As one of the biggest streamers in the world, there's always a target on Tyler 'Ninja' Blevins' back in a game of Fortnite, as players want to brag that they took him down. But, some are even making money out of it.
Stream sniping has almost always been a thing, ever since streaming multiplayer games on places like Twitch became popular over the last decade.
The term refers to players who watch a streamer's broadcast to pinpoint their location in a match, then use that information to either kill them or troll them. It's an especially frustrating problem in battle royale games, where the goal is survival at all costs.
Ninja is no stranger to stream snipers, and is likely targeted on a daily basis, but some players are taking this annoying practice even deeper, by placing "bounties" on the streamer's head.
Apparently organized in Discord, Ninja's duo partner Reverse2k explains: "There's this Discord [server], a stream sniping Discord, and the Discord owners put bounties on your head to kill you, and it's so stupid."
Bemused, Ninja simply replies "What...?", as Reverse continues: "You pay in to get in - so you pay $10 to get into the Discord and you might have a $100 bounty on Ninja.
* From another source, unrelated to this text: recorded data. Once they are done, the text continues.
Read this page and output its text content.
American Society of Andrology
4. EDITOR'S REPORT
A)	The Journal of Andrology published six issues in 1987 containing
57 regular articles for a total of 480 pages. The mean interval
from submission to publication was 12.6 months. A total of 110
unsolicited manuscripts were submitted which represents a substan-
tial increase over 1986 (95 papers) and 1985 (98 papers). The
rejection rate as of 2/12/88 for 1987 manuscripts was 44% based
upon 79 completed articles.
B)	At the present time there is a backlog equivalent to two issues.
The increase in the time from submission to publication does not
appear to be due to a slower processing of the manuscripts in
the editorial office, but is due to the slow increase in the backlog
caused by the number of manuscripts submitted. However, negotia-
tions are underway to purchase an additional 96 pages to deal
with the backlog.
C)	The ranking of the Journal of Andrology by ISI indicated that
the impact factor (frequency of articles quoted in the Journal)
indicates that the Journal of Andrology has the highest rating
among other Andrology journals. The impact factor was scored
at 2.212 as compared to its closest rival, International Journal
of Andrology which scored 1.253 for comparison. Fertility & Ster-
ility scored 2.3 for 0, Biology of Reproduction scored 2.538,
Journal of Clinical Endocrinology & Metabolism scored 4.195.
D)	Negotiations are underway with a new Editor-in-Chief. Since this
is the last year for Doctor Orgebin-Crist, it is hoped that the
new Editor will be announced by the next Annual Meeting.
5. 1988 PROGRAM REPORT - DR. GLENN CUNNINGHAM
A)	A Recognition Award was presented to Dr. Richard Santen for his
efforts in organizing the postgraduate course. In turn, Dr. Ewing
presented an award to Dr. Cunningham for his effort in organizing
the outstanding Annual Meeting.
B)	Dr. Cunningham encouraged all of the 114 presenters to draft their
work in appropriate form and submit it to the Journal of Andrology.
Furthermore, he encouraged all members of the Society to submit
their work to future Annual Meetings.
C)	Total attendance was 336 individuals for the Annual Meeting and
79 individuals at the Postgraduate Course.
So, they go stream snipe you, and if they kill you they get $100."
Reverse then claimed that the team who had just attacked them in that match were apparently members of such a Discord server, and had failed in their quest to eliminate them.
Ninja responded by calling the stream sniping bounties "so weird", but he probably wasn't even that surprised. He's had his run-ins with countless stream snipers before, so if there's money to be made, it's the logical next step.
Stream sniping is not only widely frowned upon, but is often against a games' user agreement, and titles such as PUBG and Fortnite will hand out bans for players found to be targeting streamers.
Twitch and other platforms also have policies against it, and will ban streamers targeting other streamers. However, Mixer, Ninja's current platform, does not specify any rules against it in its User Conduct page.
Twitch explicitly mentions stream sniping as being a form of cheating, describing it as "exploiting another broadcaster's live broadcast in order to harass them in-game, such as stream sniping."